According to Kathie Dello, the Deputy Director of the Oregon Climate Office, Oregon has been on the precipice of drought for some time, the main cause being climate change on a global scale. Because of global warming, the consequence of overpopulation and increasing greenhouse gases, Oregon didn’t get as much snow as usual over this past winter.
The lack of snowfall led to less snow buildup in the mountains. Normally, this snow melts into our streams and rivers during warmer months, but instead of a large, evenly distributed snow pack, this year’s supply was very small and melted two months earlier than usual. On the peak of Mt. Hood in particular, scientists measured only 28% of expected snowfall.
“Less snow at a higher elevation leads to less water recharge,” Dello explained. This lack of water recharge was the first alert to environmental officials that our water supply would present a problem.
Now, fish are dying in the state’s biggest rivers as the water grows warmer and stream flow fades. Farmers who depend on 85% of the water diverted from streams and rivers to water crops have found they will have far less water to sustain their operations. And in the Willamette Basin, infrastructures created to catch water from the melting snow packs to add to municipal supplies were found half empty. “It was a real wake-up call, looking at the water in reservoirs this year, because the levels were so low,” said Dello.
Though our drought is the result of global climate change, Oregonians can still mitigate water loss on a local scale, as long as we are willing to cooperate with government agencies working to execute water-saving strategies.
Brown’s call to action granted the state water department authority to begin regulating use of water by Oregon citizens and giving federal assistance to farmers. Since the beginning of August, 11 cities across the state have imposed some form of water conservation. While some counties educate residents with brochures, others have imposed fines for using hoses without permission.

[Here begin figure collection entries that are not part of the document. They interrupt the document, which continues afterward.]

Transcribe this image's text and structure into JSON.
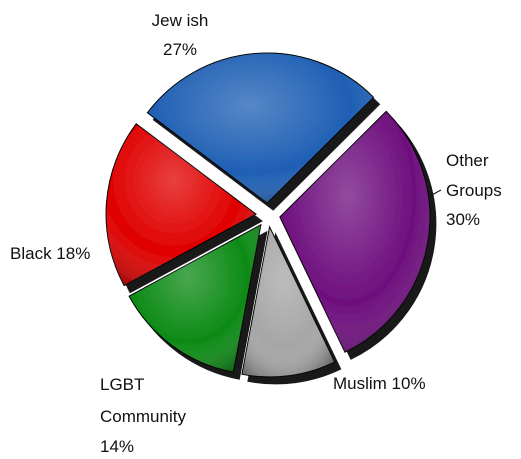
{
  "chart_data": {
    "type": "pie",
    "title": "",
    "slices": [
      {
        "name": "Jewish",
        "display_name": "Jew ish",
        "value": 27,
        "value_label": "27%",
        "color": "#1f5fb4"
      },
      {
        "name": "Other Groups",
        "display_name": "Other Groups",
        "value": 30,
        "value_label": "30%",
        "color": "#6e0f7e"
      },
      {
        "name": "Muslim",
        "display_name": "Muslim",
        "value": 10,
        "value_label": "10%",
        "color": "#a6a6a6"
      },
      {
        "name": "LGBT Community",
        "display_name": "LGBT Community",
        "value": 14,
        "value_label": "14%",
        "color": "#0d8a16"
      },
      {
        "name": "Black",
        "display_name": "Black",
        "value": 18,
        "value_label": "18%",
        "color": "#e00000"
      }
    ],
    "style": "3d-exploded"
  }
}
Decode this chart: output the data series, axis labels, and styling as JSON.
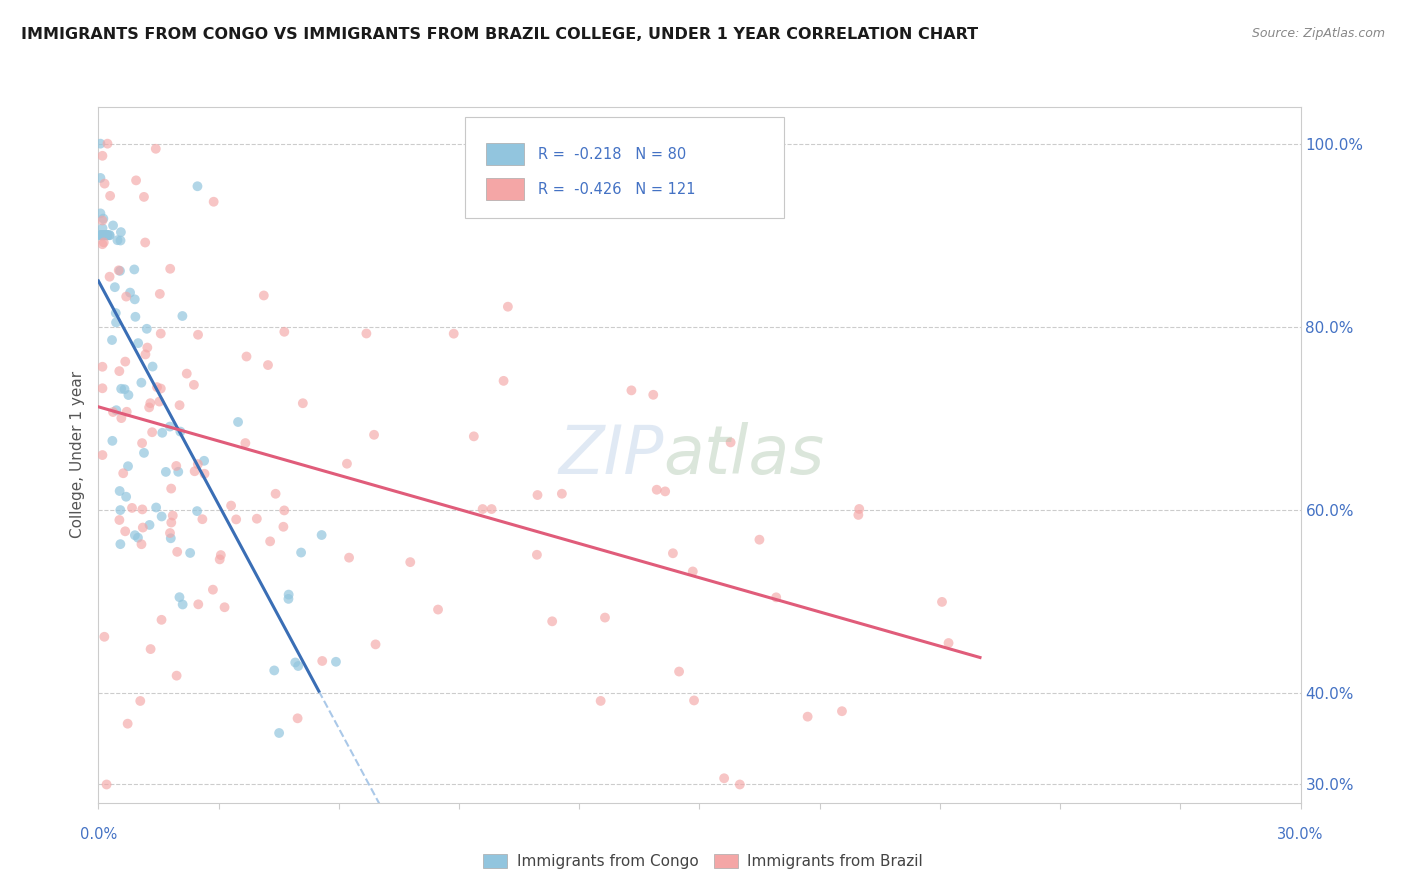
{
  "title": "IMMIGRANTS FROM CONGO VS IMMIGRANTS FROM BRAZIL COLLEGE, UNDER 1 YEAR CORRELATION CHART",
  "source": "Source: ZipAtlas.com",
  "ylabel": "College, Under 1 year",
  "xlim": [
    0.0,
    30.0
  ],
  "ylim": [
    28.0,
    104.0
  ],
  "yticks": [
    30.0,
    40.0,
    60.0,
    80.0,
    100.0
  ],
  "congo_color": "#92c5de",
  "brazil_color": "#f4a6a6",
  "congo_line_color": "#3a6eb5",
  "brazil_line_color": "#e05c7a",
  "dashed_color": "#aac8e8",
  "congo_R": -0.218,
  "congo_N": 80,
  "brazil_R": -0.426,
  "brazil_N": 121,
  "legend_label_1": "Immigrants from Congo",
  "legend_label_2": "Immigrants from Brazil",
  "watermark": "ZIPatlas",
  "background_color": "#ffffff",
  "grid_color": "#cccccc",
  "axis_label_color": "#4472c4",
  "title_color": "#1a1a1a"
}
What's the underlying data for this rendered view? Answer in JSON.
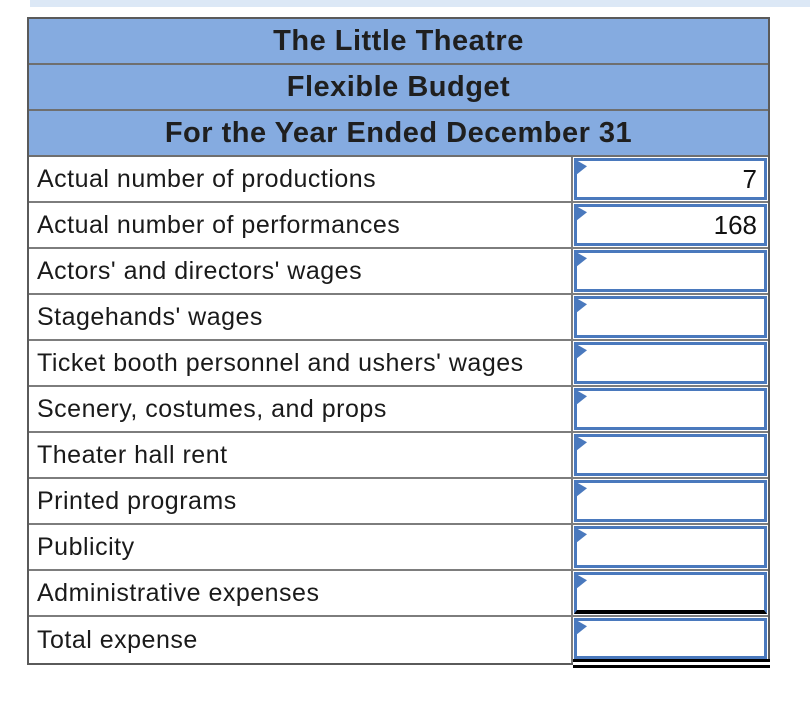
{
  "page": {
    "top_strip_color": "#dce8f6",
    "background_color": "#ffffff"
  },
  "colors": {
    "header_fill": "#85abe0",
    "input_border_blue": "#4a79bd",
    "grid_border_gray": "#7d7d7d",
    "outer_border_gray": "#5a5a5a",
    "accounting_rule_black": "#000000",
    "text_black": "#1a1a1a"
  },
  "table": {
    "title_rows": [
      "The Little Theatre",
      "Flexible Budget",
      "For the Year Ended December 31"
    ],
    "rows": [
      {
        "label": "Actual number of productions",
        "value": "7"
      },
      {
        "label": "Actual number of performances",
        "value": "168"
      },
      {
        "label": "Actors' and directors' wages",
        "value": ""
      },
      {
        "label": "Stagehands' wages",
        "value": ""
      },
      {
        "label": "Ticket booth personnel and ushers' wages",
        "value": ""
      },
      {
        "label": "Scenery, costumes, and props",
        "value": ""
      },
      {
        "label": "Theater hall rent",
        "value": ""
      },
      {
        "label": "Printed programs",
        "value": ""
      },
      {
        "label": "Publicity",
        "value": ""
      },
      {
        "label": "Administrative expenses",
        "value": ""
      },
      {
        "label": "Total expense",
        "value": ""
      }
    ]
  }
}
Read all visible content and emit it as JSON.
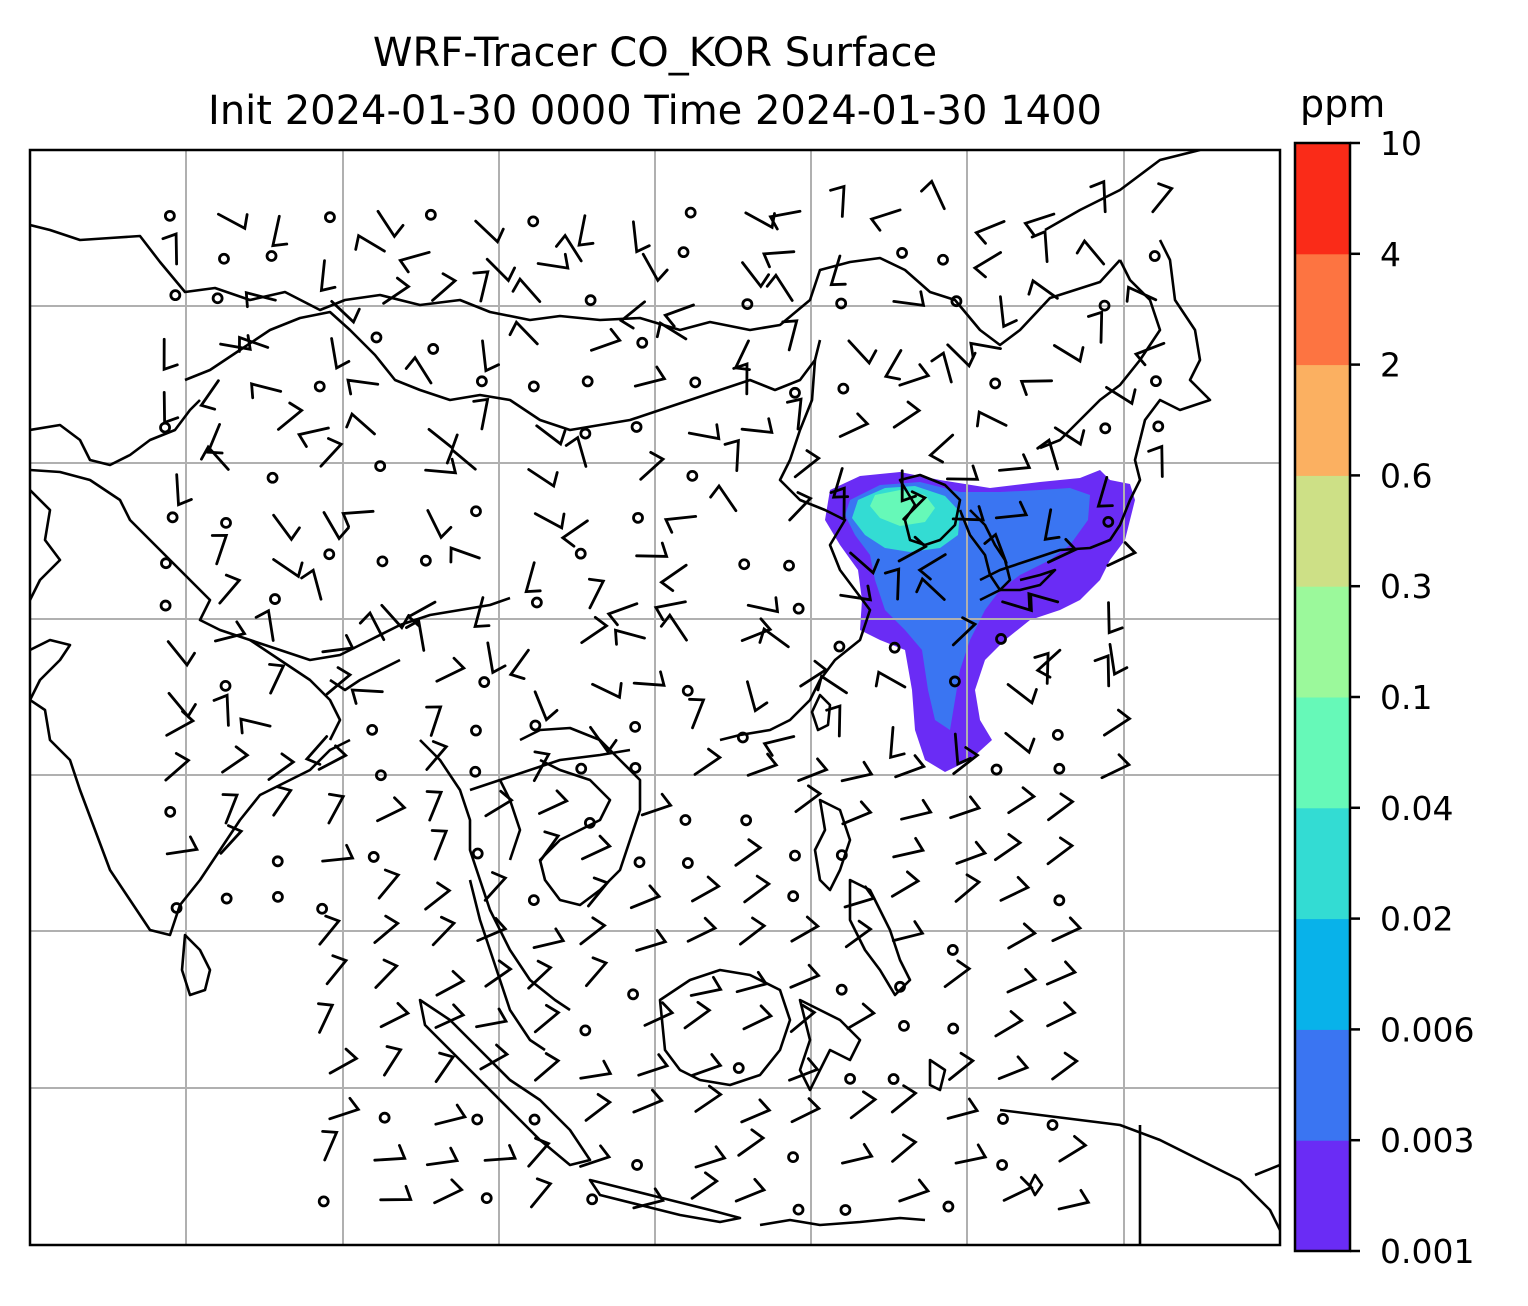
{
  "title": {
    "line1": "WRF-Tracer CO_KOR Surface",
    "line2": "Init 2024-01-30 0000 Time 2024-01-30 1400"
  },
  "colorbar": {
    "unit": "ppm",
    "levels": [
      "0.001",
      "0.003",
      "0.006",
      "0.02",
      "0.04",
      "0.1",
      "0.3",
      "0.6",
      "2",
      "4",
      "10"
    ],
    "colors": [
      "#6a2cf5",
      "#3a75f2",
      "#08b2ea",
      "#33dcd3",
      "#66f9b8",
      "#9bf99b",
      "#cde086",
      "#fbb061",
      "#fd7441",
      "#fa2b18"
    ]
  },
  "map": {
    "grid": "on",
    "wind_barbs": "on",
    "plume_colors": {
      "outer": "#6a2cf5",
      "mid": "#3a75f2",
      "inner": "#33dcd3",
      "core": "#66f9b8"
    }
  }
}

The lifestyle changes we can make to save water are simple, said Dello. Her first recommendation is to quit watering our lawns in the summer. “Even if you let your lawn go brown, it will go back to green in the fall,” she explained. Reusing water from dishwashing and bathing to water plants and wash cars is another great way to cut down on water use. And homeowners should check their water bills to ensure they have no leaks in their pipes or sprinkler systems.
Sufficient evidence has proven wrong those who believe that Oregon is too wet for a drought. In reality, most of Oregon is quite dry, and the majority of the East has been hit even harder by the drought than the Northwest.